-Drei Rauchkringel in der Nacht-
Der böige Nachtwind war heute tückisch. Schimpfend gelang es dem alten Leuchtturmwärter mit dem dritten Streichholz, endlich die Pfeife zu entzünden. Er lehnte sich entspannt auf der Steinbank zurück und sog den Rauch tief ein. Nachdenklich blies er drei Kringel in die Luft. Diese neugierigen Jungen bereiteten ihm Sorgen. Er durfte ihnen nicht zu viel verraten, musste aber dennoch dafür sorgen, dass sie auf sich acht gaben. Die Zeiten änderten sich, er konnte es spüren. Es geschah jetzt, und es geschah schnell. Die drei Rauchkringel schwebten noch immer reglos über seinem Kopf. Kurz glitt das Licht des Leuchtturms über sie hinweg. Das Licht, das die Nacht bewachte. Das Licht, das die Diener der Dunkelheit bannte. Samuel schnaubte. Jedenfalls war es bisher so gewesen. Doch das letzte Beben schien neue Risse geöffnet zu haben. Tiefe Risse. Sie krochen daraus hervor, schneller als er sie finden konnte. Es war hier gefährlich geworden. Hoffentlich waren die Jungen vorsichtig, hielten sich an seine Warnung. Sein Instinkt riet ihm jedoch, gut auf die drei achtzugeben. Sie würden ihm noch Scherereien machen.

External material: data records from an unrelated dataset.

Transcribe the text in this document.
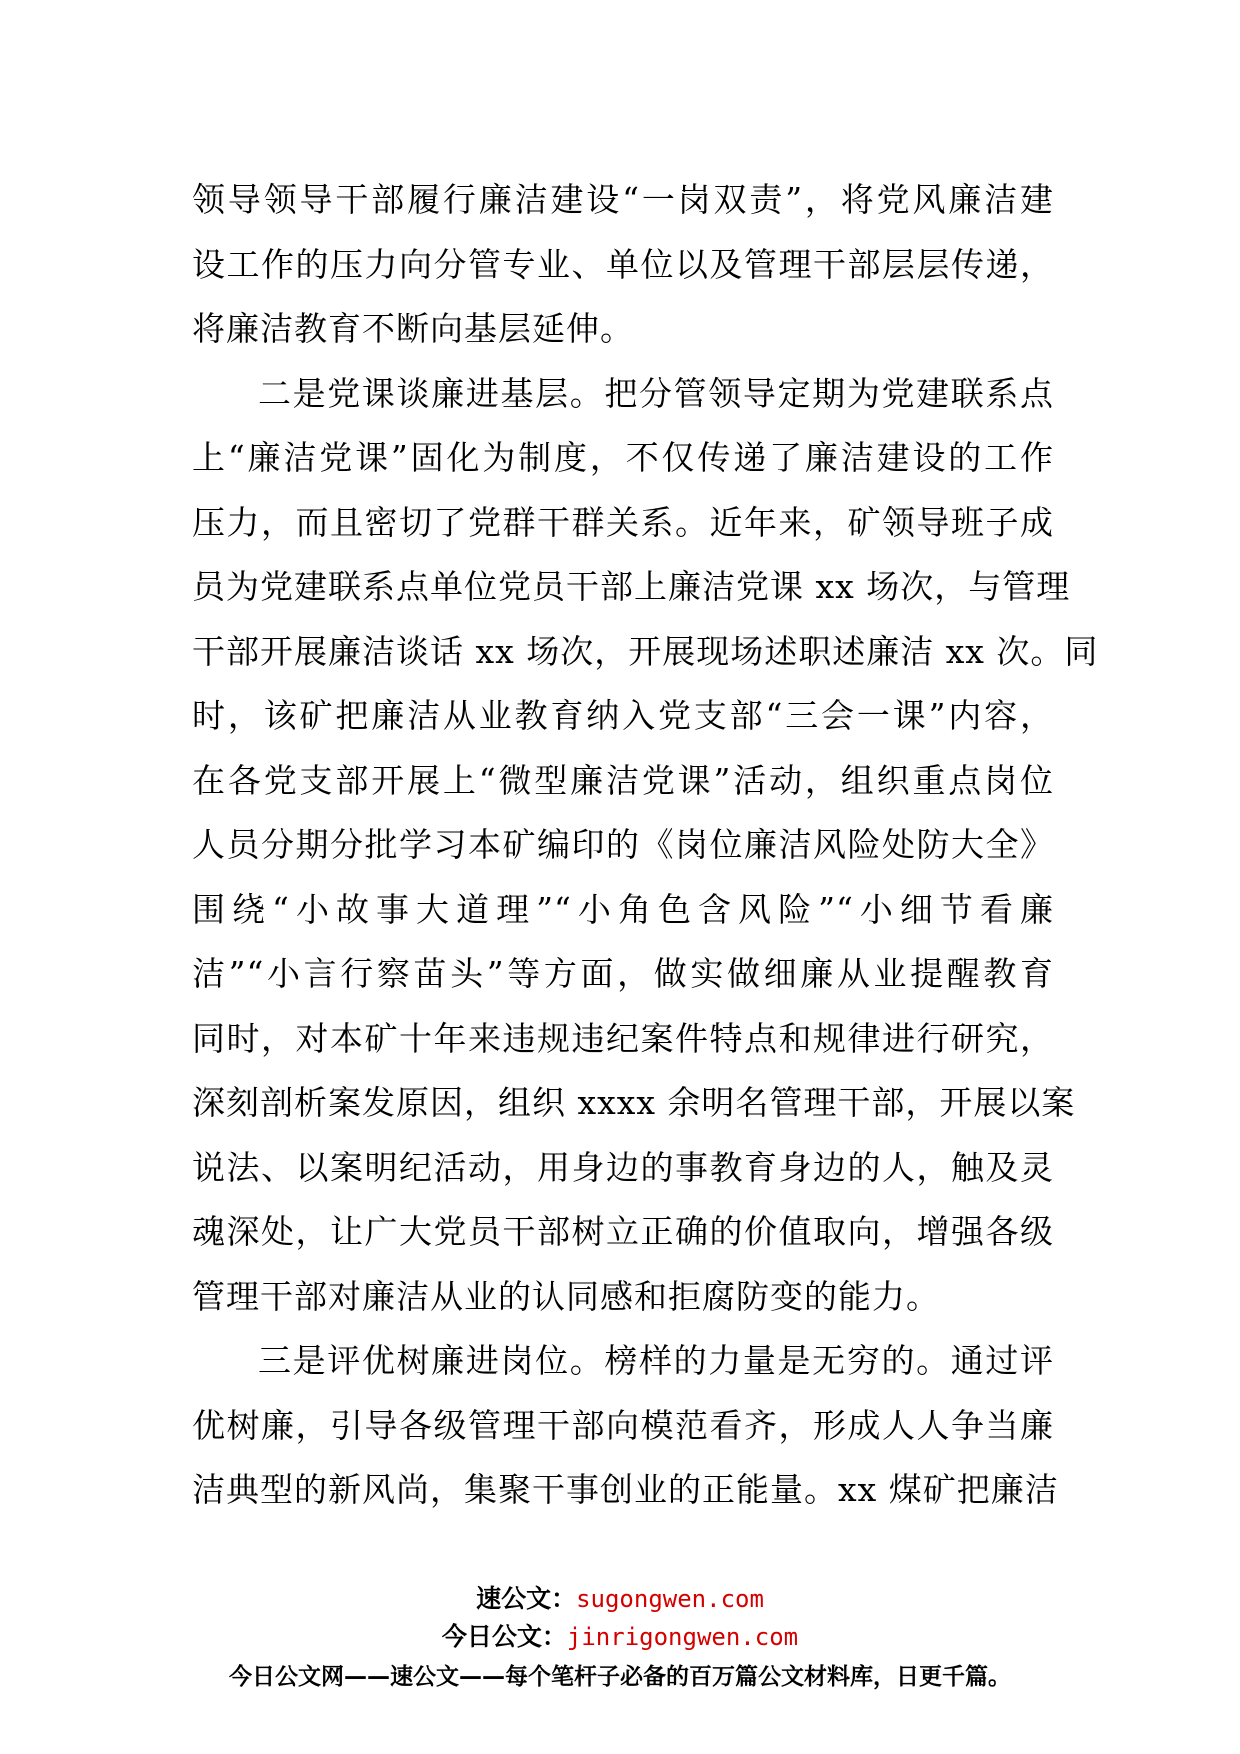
领导领导干部履行廉洁建设“一岗双责”，将党风廉洁建
设工作的压力向分管专业、单位以及管理干部层层传递，
将廉洁教育不断向基层延伸。
二是党课谈廉进基层。把分管领导定期为党建联系点
上“廉洁党课”固化为制度，不仅传递了廉洁建设的工作
压力，而且密切了党群干群关系。近年来，矿领导班子成
员为党建联系点单位党员干部上廉洁党课 xx 场次，与管理
干部开展廉洁谈话 xx 场次，开展现场述职述廉洁 xx 次。同
时，该矿把廉洁从业教育纳入党支部“三会一课”内容，
在各党支部开展上“微型廉洁党课”活动，组织重点岗位
人员分期分批学习本矿编印的《岗位廉洁风险处防大全》
围绕“小故事大道理”“小角色含风险”“小细节看廉
洁”“小言行察苗头”等方面，做实做细廉从业提醒教育
同时，对本矿十年来违规违纪案件特点和规律进行研究，
深刻剖析案发原因，组织 xxxx 余明名管理干部，开展以案
说法、以案明纪活动，用身边的事教育身边的人，触及灵
魂深处，让广大党员干部树立正确的价值取向，增强各级
管理干部对廉洁从业的认同感和拒腐防变的能力。
三是评优树廉进岗位。榜样的力量是无穷的。通过评
优树廉，引导各级管理干部向模范看齐，形成人人争当廉
洁典型的新风尚，集聚干事创业的正能量。xx 煤矿把廉洁
速公文：sugongwen.com
今日公文：jinrigongwen.com
今日公文网——速公文——每个笔杆子必备的百万篇公文材料库，日更千篇。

Eine heftige Windböe fegte über ihn hinweg. Sie nahm die Rauchkringel mit und hinterließ nur feuchte Gischt auf den Steinen. Hoffentlich war dies kein schlechtes Omen, dachte der alte Mann düster.
" Guten Abend, Samuel"
Zwei nahende Schatten ließen ihn zusammenfahren. Er hob die Hand zum Gruß und erkannte Nelly, die Kellnerin und den Sohn des Gasthofbesitzers, Ben.
"Gebt auf euch acht!", rief er den beiden nach, bevor sie händchenhaltend wieder in der Nacht verschwanden. Die beiden waren fast erwachsen, daher maß er sich nicht mehr an, sie nach Hause zu schicken.
Er zog erneut an seiner Pfeife, als ein schwarzbrauner Schatten aus der Finsternis auf ihn zugeschossen kam. Instinktiv griff Samuel nach seinem Bernsteinanhänger. Doch es war nur ein Hund, der hechelnd vor ihm anhielt. Ein Rottweiler, erkannte der Leuchtturmwärter jetzt. Das Tier schien aufgeregt, sprang laut kläffend vor ihm umher. Samuel hatte genug Erfahrung mit Tieren, dass er dieses Verhalten nicht als Zufall betrachtete. Die Tiere waren sensibel, sie spürten die Veränderungen deutlicher als die Menschen. Und dieser Hund wollte eindeutig etwas von ihm. Beruhigend streckte er die Hand aus. Doch das Tier schnappte nach seiner Hose, zog fordernd an dem Stoff.
«Na gut, na gut», sagte er gutmütig, «ich hab verstanden. Dann steh ich halt auf.»
Der Hund hechelte, rieb den massigen Kopf kurz an seinem Bein. Der alte Mann sah ein milchigweißes Auge, das zu ihm aufblickten. Er erkannte das Tier. Es war Ruby, der halbblinde Hund von Hoffmann. Dieser hatte eben noch gejammert, dass ihm sein Hund weggelaufen sei. Offensichtlich ja nicht allzu weit weg.
Ruby bellte erneut. Sie zupfte wieder auffordernd an seiner Hose, lief dann ein paar Schritte in Richtung Kliffwacht und sah ihn abwartend an.
«Ist ja gut», murmelte Samuel, «ich komme mit. So wie es aussieht, ist mir diese Nacht wohl kein Schlaf mehr vergönnt.»